By Chris Takudzwa Muronzi
HARARE (Reuters) -China’s Zhejiang Huayou Cobalt will start producing lithium sulphate during the first quarter of 2026 from its new $400 million plant in Zimbabwe, the company said on Thursday, as the African country pushes for more local processing.
The newly completed plant at Huayou’s wholly owned Prospect Lithium Zimbabwe’s Arcadia mine has capacity to exceed 50,000 metric tons of lithium sulphate annually, an executive said during a tour of the operation.
Lithium sulphate is an intermediate product which can be refined into a battery-grade material such as lithium hydroxide or lithium carbonate used in battery manufacturing.
“We will start the first production from the beginning of next year,” Prospect Lithium Zimbabwe general manager Henry Zhu told reporters.
“The quantity of the lithium sulphate should be more than 60,000 metric tons, but it will depend on the configuration of the plant, because it is brand new,” Zhu added.

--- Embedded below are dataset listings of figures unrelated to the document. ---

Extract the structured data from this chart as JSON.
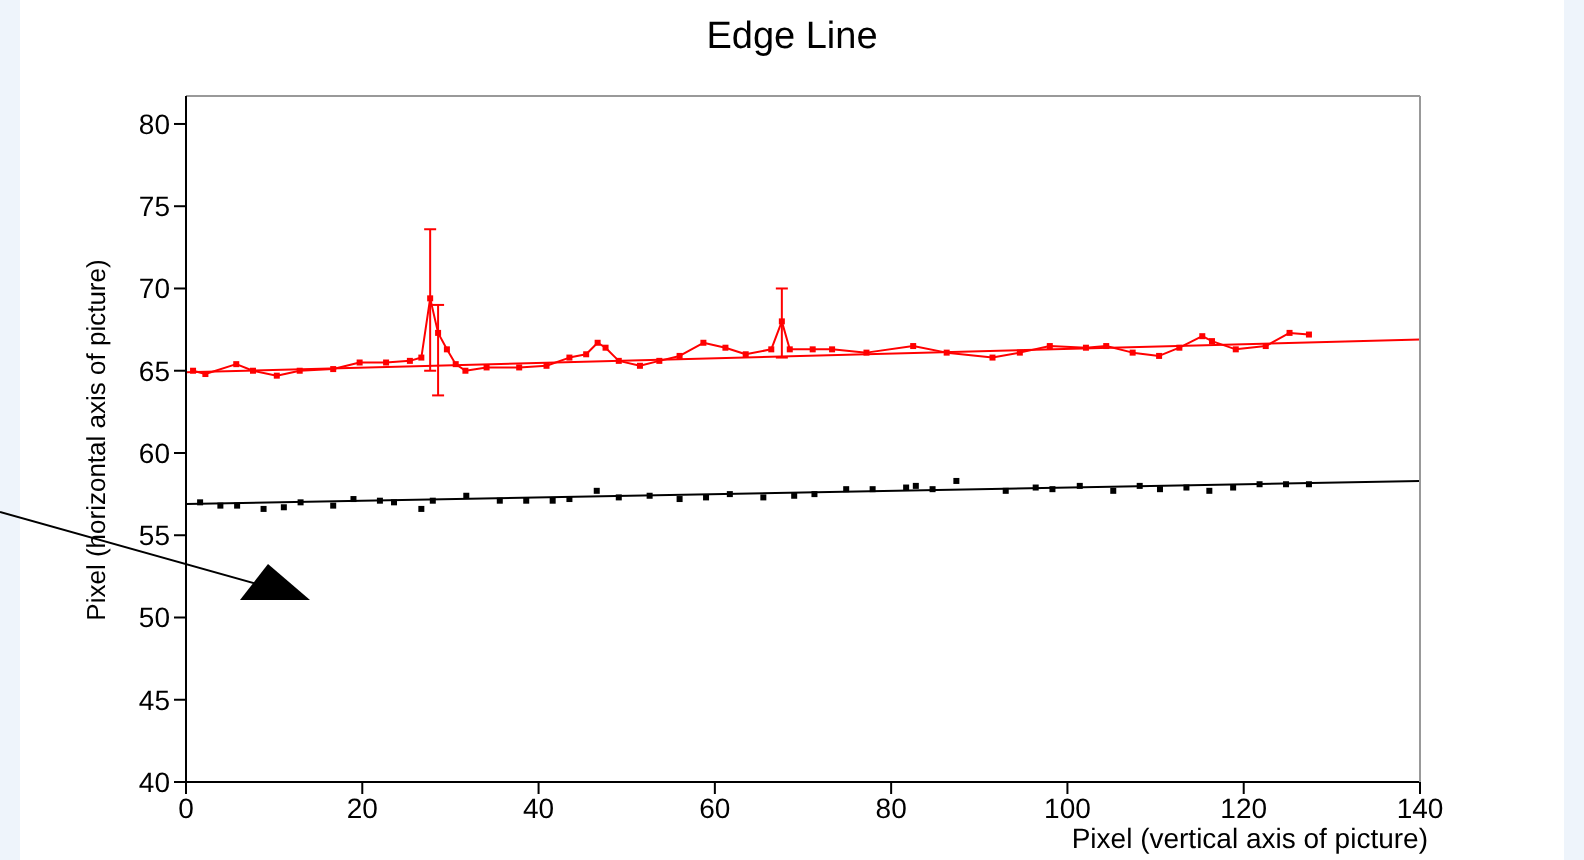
{
  "chart_data": {
    "type": "line",
    "title": "Edge Line",
    "xlabel": "Pixel (vertical axis of picture)",
    "ylabel": "Pixel (horizontal axis of picture)",
    "xlim": [
      0,
      140
    ],
    "xticks": [
      0,
      20,
      40,
      60,
      80,
      100,
      120,
      140
    ],
    "ylim": [
      40,
      81.7
    ],
    "yticks": [
      40,
      45,
      50,
      55,
      60,
      65,
      70,
      75,
      80
    ],
    "grid": false,
    "marker": "square",
    "series": [
      {
        "type": "line",
        "color": "#ff0000",
        "x": [
          0.8,
          2.2,
          5.7,
          7.6,
          10.3,
          12.9,
          16.7,
          19.7,
          22.7,
          25.4,
          26.7,
          27.7,
          28.6,
          29.6,
          30.6,
          31.7,
          34.1,
          37.8,
          40.9,
          43.5,
          45.4,
          46.7,
          47.6,
          49.1,
          51.5,
          53.7,
          56,
          58.7,
          61.2,
          63.5,
          66.4,
          67.6,
          68.5,
          71.1,
          73.3,
          77.2,
          82.5,
          86.3,
          91.5,
          94.6,
          98,
          102.1,
          104.4,
          107.4,
          110.4,
          112.7,
          115.3,
          116.4,
          119.1,
          122.5,
          125.2,
          127.4
        ],
        "values": [
          65.0,
          64.8,
          65.4,
          65.0,
          64.7,
          65.0,
          65.1,
          65.5,
          65.5,
          65.6,
          65.8,
          69.4,
          67.3,
          66.3,
          65.4,
          65.0,
          65.2,
          65.2,
          65.3,
          65.8,
          66.0,
          66.7,
          66.4,
          65.6,
          65.3,
          65.6,
          65.9,
          66.7,
          66.4,
          66.0,
          66.3,
          68.0,
          66.3,
          66.3,
          66.3,
          66.1,
          66.5,
          66.1,
          65.8,
          66.1,
          66.5,
          66.4,
          66.5,
          66.1,
          65.9,
          66.4,
          67.1,
          66.8,
          66.3,
          66.5,
          67.3,
          67.2
        ],
        "errors": [
          null,
          null,
          null,
          null,
          null,
          null,
          null,
          null,
          null,
          null,
          null,
          [
            65.0,
            73.6
          ],
          [
            63.5,
            69.0
          ],
          null,
          null,
          null,
          null,
          null,
          null,
          null,
          null,
          null,
          null,
          null,
          null,
          null,
          null,
          null,
          null,
          null,
          null,
          [
            65.8,
            70.0
          ],
          null,
          null,
          null,
          null,
          null,
          null,
          null,
          null,
          null,
          null,
          null,
          null,
          null,
          null,
          null,
          null,
          null,
          null,
          null,
          null
        ]
      },
      {
        "type": "line",
        "color": "#ff0000",
        "marker": "none",
        "x": [
          0,
          140
        ],
        "values": [
          64.9,
          66.9
        ]
      },
      {
        "type": "scatter",
        "color": "#000000",
        "x": [
          1.6,
          3.9,
          5.8,
          8.8,
          11.1,
          13,
          16.7,
          19,
          22,
          23.6,
          26.7,
          28,
          31.8,
          35.6,
          38.6,
          41.6,
          43.5,
          46.6,
          49.1,
          52.6,
          56,
          59,
          61.7,
          65.5,
          69,
          71.3,
          74.9,
          77.9,
          81.7,
          82.8,
          84.7,
          87.4,
          93.0,
          96.4,
          98.3,
          101.4,
          105.2,
          108.2,
          110.5,
          113.5,
          116.1,
          118.8,
          121.8,
          124.8,
          127.4
        ],
        "values": [
          57.0,
          56.8,
          56.8,
          56.6,
          56.7,
          57.0,
          56.8,
          57.2,
          57.1,
          57.0,
          56.6,
          57.1,
          57.4,
          57.1,
          57.1,
          57.1,
          57.2,
          57.7,
          57.3,
          57.4,
          57.2,
          57.3,
          57.5,
          57.3,
          57.4,
          57.5,
          57.8,
          57.8,
          57.9,
          58.0,
          57.8,
          58.3,
          57.7,
          57.9,
          57.8,
          58.0,
          57.7,
          58.0,
          57.8,
          57.9,
          57.7,
          57.9,
          58.1,
          58.1,
          58.1
        ]
      },
      {
        "type": "line",
        "color": "#000000",
        "marker": "none",
        "x": [
          0,
          140
        ],
        "values": [
          56.9,
          58.3
        ]
      }
    ]
  }
}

Zimbabwe, Africa’s top lithium producer, has been nudging miners to process the mineral in the country in order to help lift its economy.

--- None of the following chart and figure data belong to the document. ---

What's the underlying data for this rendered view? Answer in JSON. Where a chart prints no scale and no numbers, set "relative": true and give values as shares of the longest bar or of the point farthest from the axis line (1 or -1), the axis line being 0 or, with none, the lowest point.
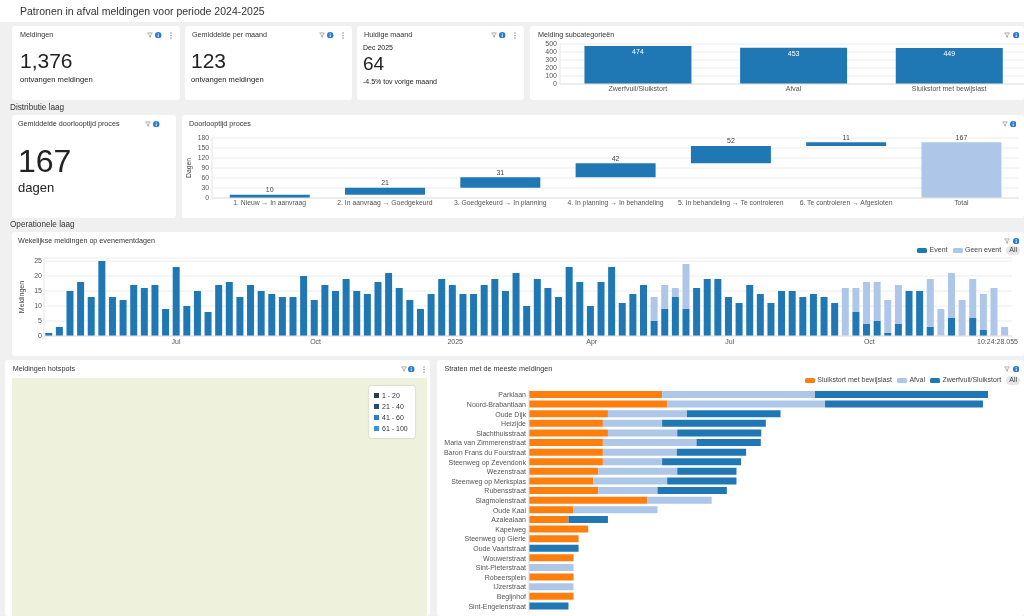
{
  "chart_data": [
    {
      "type": "other",
      "title": "Patronen in afval meldingen voor periode 2024-2025"
    },
    {
      "type": "other",
      "title": "Meldingen",
      "annotations": [
        "1,376",
        "ontvangen meldingen"
      ]
    },
    {
      "type": "other",
      "title": "Gemiddelde per maand",
      "annotations": [
        "123",
        "ontvangen meldingen"
      ]
    },
    {
      "type": "other",
      "title": "Huidige maand",
      "annotations": [
        "Dec 2025",
        "64",
        "-4.5% tov vorige maand"
      ]
    },
    {
      "type": "bar",
      "title": "Melding subcategorieën",
      "categories": [
        "Zwerfvuil/Sluikstort",
        "Afval",
        "Sluikstort met bewijslast"
      ],
      "values": [
        474,
        453,
        449
      ],
      "color": "#1f77b4",
      "ylim": [
        0,
        500
      ],
      "yticks": [
        0,
        100,
        200,
        300,
        400,
        500
      ],
      "grid": "y",
      "data_labels": true
    },
    {
      "type": "other",
      "title": "Distributie laag"
    },
    {
      "type": "other",
      "title": "Gemiddelde doorlooptijd proces",
      "annotations": [
        "167",
        "dagen"
      ]
    },
    {
      "type": "bar",
      "title": "Doorlooptijd proces",
      "ylabel": "Dagen",
      "categories": [
        "1. Nieuw → In aanvraag",
        "2. In aanvraag → Goedgekeurd",
        "3. Goedgekeurd → In planning",
        "4. In planning → In behandeling",
        "5. In behandeling → Te controleren",
        "6. Te controleren → Afgesloten",
        "Total"
      ],
      "values": [
        10,
        21,
        31,
        42,
        52,
        11,
        167
      ],
      "base": [
        0,
        10,
        31,
        62,
        104,
        156,
        0
      ],
      "colors": [
        "#1f77b4",
        "#1f77b4",
        "#1f77b4",
        "#1f77b4",
        "#1f77b4",
        "#1f77b4",
        "#aec7e8"
      ],
      "ylim": [
        0,
        180
      ],
      "yticks": [
        0,
        30,
        60,
        90,
        120,
        150,
        180
      ],
      "grid": "y",
      "data_labels": true
    },
    {
      "type": "other",
      "title": "Operationele laag"
    },
    {
      "type": "bar",
      "title": "Wekelijkse meldingen op evenementdagen",
      "ylabel": "Meldingen",
      "stacked": true,
      "legend": "top right",
      "annotations": [
        "All"
      ],
      "x": [
        "2024-04-08",
        "2024-04-15",
        "2024-04-22",
        "2024-04-29",
        "2024-05-06",
        "2024-05-13",
        "2024-05-20",
        "2024-05-27",
        "2024-06-03",
        "2024-06-10",
        "2024-06-17",
        "2024-06-24",
        "2024-07-01",
        "2024-07-08",
        "2024-07-15",
        "2024-07-22",
        "2024-07-29",
        "2024-08-05",
        "2024-08-12",
        "2024-08-19",
        "2024-08-26",
        "2024-09-02",
        "2024-09-09",
        "2024-09-16",
        "2024-09-23",
        "2024-09-30",
        "2024-10-07",
        "2024-10-14",
        "2024-10-21",
        "2024-10-28",
        "2024-11-04",
        "2024-11-11",
        "2024-11-18",
        "2024-11-25",
        "2024-12-02",
        "2024-12-09",
        "2024-12-16",
        "2024-12-23",
        "2024-12-30",
        "2025-01-06",
        "2025-01-13",
        "2025-01-20",
        "2025-01-27",
        "2025-02-03",
        "2025-02-10",
        "2025-02-17",
        "2025-02-24",
        "2025-03-03",
        "2025-03-10",
        "2025-03-17",
        "2025-03-24",
        "2025-03-31",
        "2025-04-07",
        "2025-04-14",
        "2025-04-21",
        "2025-04-28",
        "2025-05-05",
        "2025-05-12",
        "2025-05-19",
        "2025-05-26",
        "2025-06-02",
        "2025-06-09",
        "2025-06-16",
        "2025-06-23",
        "2025-06-30",
        "2025-07-07",
        "2025-07-14",
        "2025-07-21",
        "2025-07-28",
        "2025-08-04",
        "2025-08-11",
        "2025-08-18",
        "2025-08-25",
        "2025-09-01",
        "2025-09-08",
        "2025-09-15",
        "2025-09-22",
        "2025-09-29",
        "2025-10-06",
        "2025-10-13",
        "2025-10-20",
        "2025-10-27",
        "2025-11-03",
        "2025-11-10",
        "2025-11-17",
        "2025-11-24",
        "2025-12-01",
        "2025-12-08",
        "2025-12-15",
        "2025-12-22",
        "2025-12-29"
      ],
      "series": [
        {
          "name": "Event",
          "color": "#1f77b4",
          "values": [
            1,
            3,
            15,
            18,
            13,
            25,
            13,
            12,
            17,
            16,
            17,
            9,
            23,
            10,
            15,
            8,
            17,
            18,
            13,
            17,
            15,
            14,
            13,
            13,
            20,
            12,
            17,
            15,
            19,
            15,
            14,
            18,
            21,
            16,
            12,
            9,
            14,
            19,
            17,
            14,
            14,
            17,
            19,
            15,
            21,
            10,
            19,
            16,
            13,
            23,
            18,
            10,
            18,
            23,
            11,
            14,
            17,
            5,
            9,
            13,
            9,
            16,
            19,
            19,
            13,
            11,
            17,
            14,
            11,
            15,
            15,
            13,
            14,
            13,
            11,
            null,
            8,
            4,
            5,
            1,
            4,
            15,
            15,
            3,
            null,
            6,
            null,
            6,
            2,
            null,
            null
          ]
        },
        {
          "name": "Geen event",
          "color": "#aec7e8",
          "values": [
            null,
            null,
            null,
            null,
            null,
            null,
            null,
            null,
            null,
            null,
            null,
            null,
            null,
            null,
            null,
            null,
            null,
            null,
            null,
            null,
            null,
            null,
            null,
            null,
            null,
            null,
            null,
            null,
            null,
            null,
            null,
            null,
            null,
            null,
            null,
            null,
            null,
            null,
            null,
            null,
            null,
            null,
            null,
            null,
            null,
            null,
            null,
            null,
            null,
            null,
            null,
            null,
            null,
            null,
            null,
            null,
            null,
            8,
            8,
            3,
            15,
            null,
            null,
            null,
            null,
            null,
            null,
            null,
            null,
            null,
            null,
            null,
            null,
            null,
            null,
            16,
            8,
            14,
            13,
            11,
            13,
            null,
            null,
            16,
            9,
            15,
            12,
            13,
            12,
            16,
            3
          ]
        }
      ],
      "xlim": [
        "2024-04-05",
        "2026-01-03"
      ],
      "xticks": [
        {
          "value": "2024-07-01",
          "label": "Jul"
        },
        {
          "value": "2024-10-01",
          "label": "Oct"
        },
        {
          "value": "2025-01-01",
          "label": "2025"
        },
        {
          "value": "2025-04-01",
          "label": "Apr"
        },
        {
          "value": "2025-07-01",
          "label": "Jul"
        },
        {
          "value": "2025-10-01",
          "label": "Oct"
        },
        {
          "value": "2025-12-24T10:24",
          "label": "10:24:28.055"
        }
      ],
      "ylim": [
        0,
        26
      ],
      "yticks": [
        0,
        5,
        10,
        15,
        20,
        25
      ],
      "grid": "y"
    },
    {
      "type": "other",
      "title": "Meldingen hotspots",
      "categories": [
        "1 - 20",
        "21 - 40",
        "41 - 60",
        "61 - 100"
      ],
      "colors": [
        "#2e3b4e",
        "#2a4a6e",
        "#2f7ac4",
        "#3c8fe0"
      ]
    },
    {
      "type": "bar",
      "orientation": "horizontal",
      "stacked": true,
      "relative": true,
      "title": "Straten met de meeste meldingen",
      "legend": "top right",
      "annotations": [
        "All"
      ],
      "categories": [
        "Parklaan",
        "Noord-Brabantlaan",
        "Oude Dijk",
        "Heizijde",
        "Slachthuisstraat",
        "Maria van Zimmerenstraat",
        "Baron Frans du Fourstraat",
        "Steenweg op Zevendonk",
        "Wezenstraat",
        "Steenweg op Merksplas",
        "Rubensstraat",
        "Slagmolenstraat",
        "Oude Kaai",
        "Azalealaan",
        "Kapelweg",
        "Steenweg op Gierle",
        "Oude Vaartstraat",
        "Wouwerstraat",
        "Sint-Pieterstraat",
        "Robeersplein",
        "IJzerstraat",
        "Begijnhof",
        "Sint-Engelenstraat"
      ],
      "series": [
        {
          "name": "Sluikstort met bewijslast",
          "color": "#ff7f0e",
          "values": [
            0.29,
            0.301,
            0.172,
            0.161,
            0.172,
            0.161,
            0.161,
            0.161,
            0.151,
            0.14,
            0.151,
            0.258,
            0.097,
            0.086,
            0.129,
            0.108,
            null,
            0.097,
            null,
            0.097,
            null,
            0.097,
            null
          ]
        },
        {
          "name": "Afval",
          "color": "#aec7e8",
          "values": [
            0.333,
            0.344,
            0.172,
            0.129,
            0.151,
            0.204,
            0.161,
            0.129,
            0.172,
            0.161,
            0.129,
            0.14,
            0.183,
            null,
            null,
            null,
            null,
            null,
            0.097,
            null,
            0.097,
            null,
            null
          ]
        },
        {
          "name": "Zwerfvuil/Sluikstort",
          "color": "#1f77b4",
          "values": [
            0.377,
            0.344,
            0.204,
            0.226,
            0.183,
            0.14,
            0.151,
            0.172,
            0.129,
            0.151,
            0.151,
            null,
            null,
            0.086,
            null,
            null,
            0.108,
            null,
            null,
            null,
            null,
            null,
            0.086
          ]
        }
      ]
    }
  ]
}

Huayou, which acquired Arcadia lithium mine for $422 million in 2022, commissioned a $300 million lithium concentrator in 2023.
The company and other Chinese metals firms Sinomine, Chengxin Lithium Group, Yahua Group, and Tsingshan Holding dominate Zimbabwe’s lithium mining, producing concentrates and shipping them to their home country.
Huayou exported 400,000 tons of lithium concentrate from Zimbabwe in 2024.
The southern African country will ban the export of lithium concentrates from 2027 as it pushes for more local processing.
Sinomine has also announced plans to build a $500 million lithium sulphate plant at its Bikita mine in Zimbabwe.